Doch weil morgen nie gestern ist und soziale Wünsche und Einstellungen sich ändern, bleibt dies alles in Bewegung.

Heute helfen allerdings neue technische Entwicklungen, wobei auch dies nur bedingt stimmt.

So hatte ich gedacht, daß die dicken Objektive endlich verschwinden und durch leichtere mit gleichen Fähigkeiten abgelöst werden. Da hatte ich wohl falsch gedacht, obwohl es dies auch gibt. Aber der Trend geht eben immer noch zu dick und schwer, es sei denn, man wechselt zu einer neuen Bridgekamera.

Das neue Denken ist auf digitalkamera.de von Jan-Markus Rupprecht am Beispiel der Yi M1 sehr schön dargestellt worden. Und es ist auch auf der photokina ein Hingucker gewesen. Aber auch dort ist nicht alles neu.

Wir dürfen also gespannt sein, wie es weitergeht.
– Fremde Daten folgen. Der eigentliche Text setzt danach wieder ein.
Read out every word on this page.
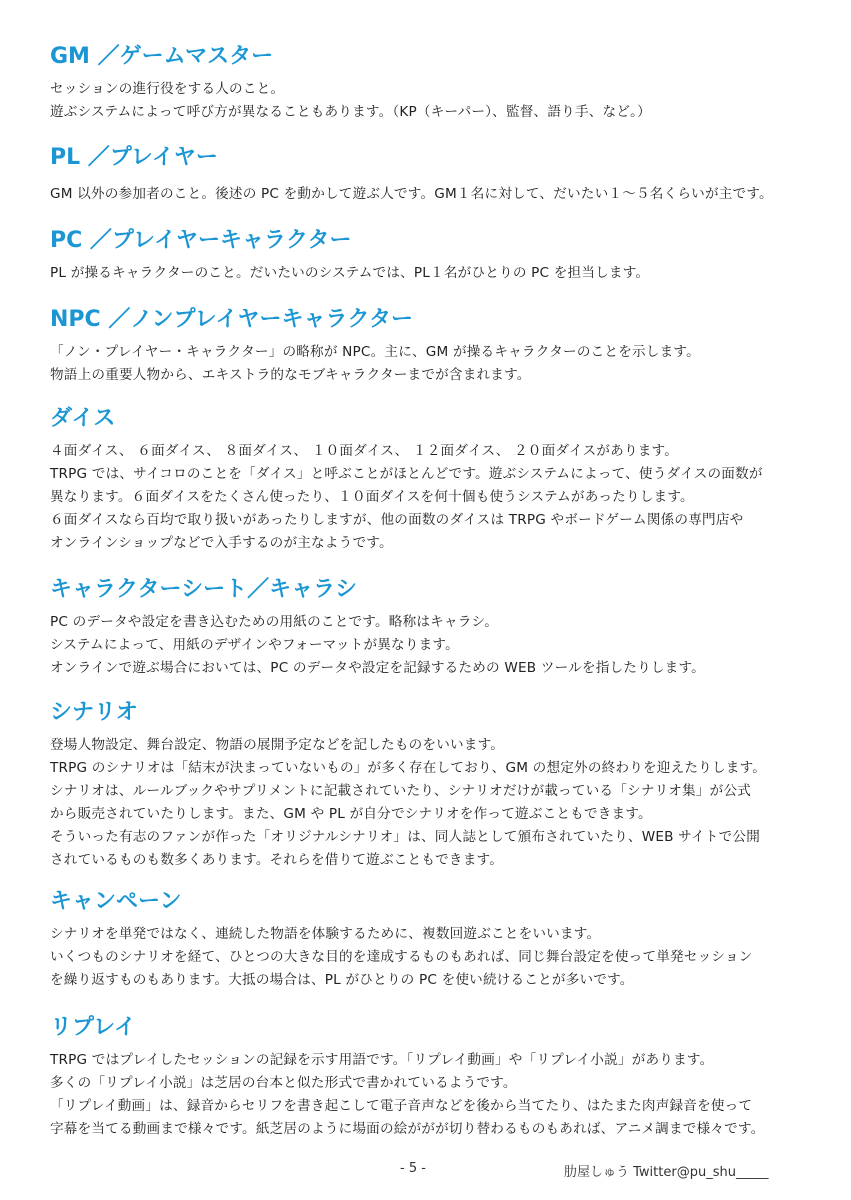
GM ／ゲームマスター

セッションの進行役をする人のこと。

遊ぶシステムによって呼び方が異なることもあります。（KP（キーパー）、監督、語り手、など。）

PL ／プレイヤー

GM 以外の参加者のこと。後述の PC を動かして遊ぶ人です。GM１名に対して、だいたい１〜５名くらいが主です。

PC ／プレイヤーキャラクター

PL が操るキャラクターのこと。だいたいのシステムでは、PL１名がひとりの PC を担当します。

NPC ／ノンプレイヤーキャラクター

「ノン・プレイヤー・キャラクター」の略称が NPC。主に、GM が操るキャラクターのことを示します。

物語上の重要人物から、エキストラ的なモブキャラクターまでが含まれます。

ダイス

４面ダイス、 ６面ダイス、 ８面ダイス、 １０面ダイス、 １２面ダイス、 ２０面ダイスがあります。

TRPG では、サイコロのことを「ダイス」と呼ぶことがほとんどです。遊ぶシステムによって、使うダイスの面数が

異なります。６面ダイスをたくさん使ったり、１０面ダイスを何十個も使うシステムがあったりします。

６面ダイスなら百均で取り扱いがあったりしますが、他の面数のダイスは TRPG やボードゲーム関係の専門店や

オンラインショップなどで入手するのが主なようです。

キャラクターシート／キャラシ

PC のデータや設定を書き込むための用紙のことです。略称はキャラシ。

システムによって、用紙のデザインやフォーマットが異なります。

オンラインで遊ぶ場合においては、PC のデータや設定を記録するための WEB ツールを指したりします。

シナリオ

登場人物設定、舞台設定、物語の展開予定などを記したものをいいます。

TRPG のシナリオは「結末が決まっていないもの」が多く存在しており、GM の想定外の終わりを迎えたりします。

シナリオは、ルールブックやサプリメントに記載されていたり、シナリオだけが載っている「シナリオ集」が公式

から販売されていたりします。また、GM や PL が自分でシナリオを作って遊ぶこともできます。

そういった有志のファンが作った「オリジナルシナリオ」は、同人誌として頒布されていたり、WEB サイトで公開

されているものも数多くあります。それらを借りて遊ぶこともできます。

キャンペーン

シナリオを単発ではなく、連続した物語を体験するために、複数回遊ぶことをいいます。

いくつものシナリオを経て、ひとつの大きな目的を達成するものもあれば、同じ舞台設定を使って単発セッション

を繰り返すものもあります。大抵の場合は、PL がひとりの PC を使い続けることが多いです。

リプレイ

TRPG ではプレイしたセッションの記録を示す用語です。「リプレイ動画」や「リプレイ小説」があります。

多くの「リプレイ小説」は芝居の台本と似た形式で書かれているようです。

「リプレイ動画」は、録音からセリフを書き起こして電子音声などを後から当てたり、はたまた肉声録音を使って

字幕を当てる動画まで様々です。紙芝居のように場面の絵ががが切り替わるものもあれば、アニメ調まで様々です。

- 5 -	肋屋しゅう Twitter@pu_shu_____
Als 2012 bis 2014 Samsung und Panasonic ihre Smartphone ähnlichen Kameras vorstellten, z.T. mit integriertem Smartphone, da war dies damals der falsche Weg zum Markt des Zeitgeistes.

Aber wie nun zu sehen ist, geht es weiter, immer weiter, das steht fest.

Allen gemeinsam ist, daß am Ende der Technik ein Foto rauskommt.

Und damit sind wir mittendrin in der Welt und dem, was wir sehen, wollen und nicht sehen wollen bei den sozialen Gebrauchsweisen der Fotografie.